To ensure that overseas students do not lose touch with Saudi values, Mr. al-Shaikh says, each year they and their families are brought back to the kingdom for a brief visit.

The trend, however, is away from sending students abroad. The number of new students going overseas fell from 3,000 in 1981 to 2,500 last year. An estimated 14,000 Saudi students are being educated outside the country at this writing, not including those sent privately. Says Mr. al-Shaikh: ''When you finally have high-quality universities in your country - as we now have - it is better to educate students at home. You have more control over them and over their teaching.''

Both Dr. al-Turki and Mr. al-Shaikh contend females receive the same educational opportunities in the kingdom as men. Though Islam in Saudi Arabia requires strict separation of the sexes, an effort is made to give equivalent instruction at companion universities. At King Saud University's campus for women, for instance, there are 6,000 students and room for 12,000.

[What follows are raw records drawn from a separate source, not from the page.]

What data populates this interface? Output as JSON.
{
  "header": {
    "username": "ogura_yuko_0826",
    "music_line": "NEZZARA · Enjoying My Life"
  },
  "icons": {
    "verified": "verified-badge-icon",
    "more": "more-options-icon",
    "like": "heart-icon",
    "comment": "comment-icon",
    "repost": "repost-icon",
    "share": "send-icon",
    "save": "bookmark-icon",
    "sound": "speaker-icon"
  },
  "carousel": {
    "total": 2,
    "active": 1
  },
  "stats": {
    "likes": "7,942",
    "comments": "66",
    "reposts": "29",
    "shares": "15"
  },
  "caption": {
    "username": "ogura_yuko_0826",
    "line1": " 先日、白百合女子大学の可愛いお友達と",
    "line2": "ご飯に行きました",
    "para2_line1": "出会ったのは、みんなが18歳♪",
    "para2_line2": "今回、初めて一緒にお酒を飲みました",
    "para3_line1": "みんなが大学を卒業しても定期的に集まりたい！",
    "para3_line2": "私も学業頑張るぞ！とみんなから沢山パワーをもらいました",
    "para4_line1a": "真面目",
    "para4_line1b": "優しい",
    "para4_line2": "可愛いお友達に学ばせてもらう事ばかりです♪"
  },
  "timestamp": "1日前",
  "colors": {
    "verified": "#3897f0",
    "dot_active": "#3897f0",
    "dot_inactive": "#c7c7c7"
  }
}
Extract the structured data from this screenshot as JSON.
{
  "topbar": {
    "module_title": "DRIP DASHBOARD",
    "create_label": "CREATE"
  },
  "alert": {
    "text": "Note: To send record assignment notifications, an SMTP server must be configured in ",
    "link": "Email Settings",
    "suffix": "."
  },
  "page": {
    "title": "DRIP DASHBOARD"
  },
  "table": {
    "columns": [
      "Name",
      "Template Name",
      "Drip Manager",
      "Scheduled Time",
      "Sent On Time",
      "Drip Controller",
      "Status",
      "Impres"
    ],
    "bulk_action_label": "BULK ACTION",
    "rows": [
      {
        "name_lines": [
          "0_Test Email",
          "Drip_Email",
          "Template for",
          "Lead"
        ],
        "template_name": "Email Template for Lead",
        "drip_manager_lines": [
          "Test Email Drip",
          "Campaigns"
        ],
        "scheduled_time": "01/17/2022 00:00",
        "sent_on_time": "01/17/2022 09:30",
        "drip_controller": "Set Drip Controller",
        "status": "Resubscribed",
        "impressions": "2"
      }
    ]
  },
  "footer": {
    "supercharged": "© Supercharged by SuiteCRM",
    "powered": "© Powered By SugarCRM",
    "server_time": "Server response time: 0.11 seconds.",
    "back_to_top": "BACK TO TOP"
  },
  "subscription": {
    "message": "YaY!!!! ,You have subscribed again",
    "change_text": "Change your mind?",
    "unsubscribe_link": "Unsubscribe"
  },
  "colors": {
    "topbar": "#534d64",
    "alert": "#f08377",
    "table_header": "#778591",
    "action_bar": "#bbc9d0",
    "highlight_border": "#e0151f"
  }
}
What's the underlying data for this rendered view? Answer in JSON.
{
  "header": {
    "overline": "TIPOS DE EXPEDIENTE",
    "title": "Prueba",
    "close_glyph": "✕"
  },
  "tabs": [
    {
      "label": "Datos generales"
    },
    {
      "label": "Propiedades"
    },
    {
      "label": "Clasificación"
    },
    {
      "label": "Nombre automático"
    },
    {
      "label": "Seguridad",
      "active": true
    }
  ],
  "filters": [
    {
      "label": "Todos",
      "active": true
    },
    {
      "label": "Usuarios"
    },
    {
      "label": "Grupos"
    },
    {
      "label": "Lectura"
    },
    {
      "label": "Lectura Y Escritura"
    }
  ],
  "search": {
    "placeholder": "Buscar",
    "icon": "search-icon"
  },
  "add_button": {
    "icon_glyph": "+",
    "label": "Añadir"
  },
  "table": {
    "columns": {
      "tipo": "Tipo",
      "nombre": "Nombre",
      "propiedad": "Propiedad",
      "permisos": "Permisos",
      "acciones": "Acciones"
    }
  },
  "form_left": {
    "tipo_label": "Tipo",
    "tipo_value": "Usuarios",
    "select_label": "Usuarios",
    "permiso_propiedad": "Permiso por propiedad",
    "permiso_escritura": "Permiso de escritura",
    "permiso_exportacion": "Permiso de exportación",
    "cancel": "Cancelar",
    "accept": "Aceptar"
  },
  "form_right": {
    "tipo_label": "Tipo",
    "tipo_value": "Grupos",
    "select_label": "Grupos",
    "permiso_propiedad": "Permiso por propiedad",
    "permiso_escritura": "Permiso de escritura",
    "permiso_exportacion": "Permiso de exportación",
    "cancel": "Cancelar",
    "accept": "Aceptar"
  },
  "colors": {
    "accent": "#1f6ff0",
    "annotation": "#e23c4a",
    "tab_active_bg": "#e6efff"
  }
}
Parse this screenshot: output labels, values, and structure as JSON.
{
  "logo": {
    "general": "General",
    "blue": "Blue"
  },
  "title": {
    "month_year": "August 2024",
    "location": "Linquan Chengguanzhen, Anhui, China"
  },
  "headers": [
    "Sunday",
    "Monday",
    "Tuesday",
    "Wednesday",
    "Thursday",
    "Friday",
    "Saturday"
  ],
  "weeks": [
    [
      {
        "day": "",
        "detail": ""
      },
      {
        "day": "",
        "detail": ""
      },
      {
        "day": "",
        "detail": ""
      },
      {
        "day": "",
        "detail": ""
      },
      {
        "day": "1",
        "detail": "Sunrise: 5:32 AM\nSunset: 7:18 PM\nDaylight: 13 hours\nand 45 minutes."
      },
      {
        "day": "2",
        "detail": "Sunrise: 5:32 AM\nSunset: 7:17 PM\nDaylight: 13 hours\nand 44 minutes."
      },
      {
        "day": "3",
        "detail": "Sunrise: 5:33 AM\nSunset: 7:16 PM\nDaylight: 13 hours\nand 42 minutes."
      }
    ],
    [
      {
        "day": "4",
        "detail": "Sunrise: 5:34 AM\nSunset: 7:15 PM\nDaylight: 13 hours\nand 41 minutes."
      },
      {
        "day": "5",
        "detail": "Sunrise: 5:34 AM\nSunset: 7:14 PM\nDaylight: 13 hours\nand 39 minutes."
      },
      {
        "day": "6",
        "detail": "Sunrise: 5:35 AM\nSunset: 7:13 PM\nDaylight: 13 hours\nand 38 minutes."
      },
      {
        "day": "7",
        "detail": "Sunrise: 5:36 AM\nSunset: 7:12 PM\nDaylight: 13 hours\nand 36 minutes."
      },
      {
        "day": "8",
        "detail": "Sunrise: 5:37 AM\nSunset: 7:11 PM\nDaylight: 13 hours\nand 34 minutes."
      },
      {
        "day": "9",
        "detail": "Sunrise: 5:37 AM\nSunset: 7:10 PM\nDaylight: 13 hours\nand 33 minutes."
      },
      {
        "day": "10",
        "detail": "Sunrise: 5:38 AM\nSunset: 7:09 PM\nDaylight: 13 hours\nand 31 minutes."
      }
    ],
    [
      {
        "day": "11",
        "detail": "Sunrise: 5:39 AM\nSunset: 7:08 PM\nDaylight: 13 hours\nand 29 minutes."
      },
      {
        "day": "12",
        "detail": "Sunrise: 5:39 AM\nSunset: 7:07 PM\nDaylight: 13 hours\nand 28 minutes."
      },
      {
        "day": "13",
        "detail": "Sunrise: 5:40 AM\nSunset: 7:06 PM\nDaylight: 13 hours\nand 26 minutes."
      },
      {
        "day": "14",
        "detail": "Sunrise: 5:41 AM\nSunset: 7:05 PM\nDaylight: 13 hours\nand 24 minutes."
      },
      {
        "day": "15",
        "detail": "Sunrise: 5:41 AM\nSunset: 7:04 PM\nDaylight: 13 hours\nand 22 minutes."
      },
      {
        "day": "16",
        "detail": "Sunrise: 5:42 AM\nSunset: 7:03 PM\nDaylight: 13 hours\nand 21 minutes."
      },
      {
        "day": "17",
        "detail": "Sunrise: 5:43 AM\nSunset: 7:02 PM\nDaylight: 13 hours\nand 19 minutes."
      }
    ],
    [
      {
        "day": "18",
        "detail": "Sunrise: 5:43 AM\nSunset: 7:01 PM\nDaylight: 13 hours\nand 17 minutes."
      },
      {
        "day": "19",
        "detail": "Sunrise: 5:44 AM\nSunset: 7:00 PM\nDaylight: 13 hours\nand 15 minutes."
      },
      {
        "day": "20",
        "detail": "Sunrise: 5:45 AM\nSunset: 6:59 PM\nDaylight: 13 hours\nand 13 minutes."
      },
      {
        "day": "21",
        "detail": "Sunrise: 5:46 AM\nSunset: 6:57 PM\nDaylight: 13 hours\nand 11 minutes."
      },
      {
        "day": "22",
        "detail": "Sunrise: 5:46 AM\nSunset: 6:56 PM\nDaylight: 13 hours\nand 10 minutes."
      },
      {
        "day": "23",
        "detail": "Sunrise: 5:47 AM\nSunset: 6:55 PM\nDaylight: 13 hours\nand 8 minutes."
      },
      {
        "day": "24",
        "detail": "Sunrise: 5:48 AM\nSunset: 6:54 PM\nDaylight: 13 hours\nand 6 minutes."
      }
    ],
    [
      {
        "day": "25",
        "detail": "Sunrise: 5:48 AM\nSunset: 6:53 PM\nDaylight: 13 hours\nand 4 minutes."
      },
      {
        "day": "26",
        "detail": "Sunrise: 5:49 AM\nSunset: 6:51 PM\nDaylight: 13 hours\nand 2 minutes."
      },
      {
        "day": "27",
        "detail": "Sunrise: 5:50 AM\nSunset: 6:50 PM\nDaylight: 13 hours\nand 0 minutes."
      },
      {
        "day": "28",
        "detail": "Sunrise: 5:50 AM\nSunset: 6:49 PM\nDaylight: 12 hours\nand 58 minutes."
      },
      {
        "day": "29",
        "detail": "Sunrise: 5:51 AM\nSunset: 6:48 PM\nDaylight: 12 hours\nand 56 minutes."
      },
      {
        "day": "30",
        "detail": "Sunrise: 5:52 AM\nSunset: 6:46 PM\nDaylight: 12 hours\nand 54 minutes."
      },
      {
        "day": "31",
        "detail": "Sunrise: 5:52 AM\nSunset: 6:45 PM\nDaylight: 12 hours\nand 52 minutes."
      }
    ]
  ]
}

''Female teachers teach females,'' Mr. al-Shaikh says. ''In some subjects, where there is not a qualified female teacher, we use closed-circuit television with a male giving the lecture. And in front of each female student is a telephone to ask questions. We are providing similar educational programs for male and female.''

That, of course, may qualify as making the effort, but female education still cannot help lagging behind male education. In practice, few women are to be found in programs such as engineering (except in the interior-design classes) or business administration. There are, however, some 300 Saudi women enrolled in medical schools. (Both Dr. al-Turki and Mr. al-Shaikh confirm that Saudi students, especially those connected with the royal family, are greatly interested in medicine.)

Female graduates, however, have little or no opportunity to use their skills in Saudi society, except in medical roles or in serving Saudi women in some capacity. This growing class of educated Saudi women is bound to exert pressure for a greater part in Saudi business and public affairs, now totally male-dominated.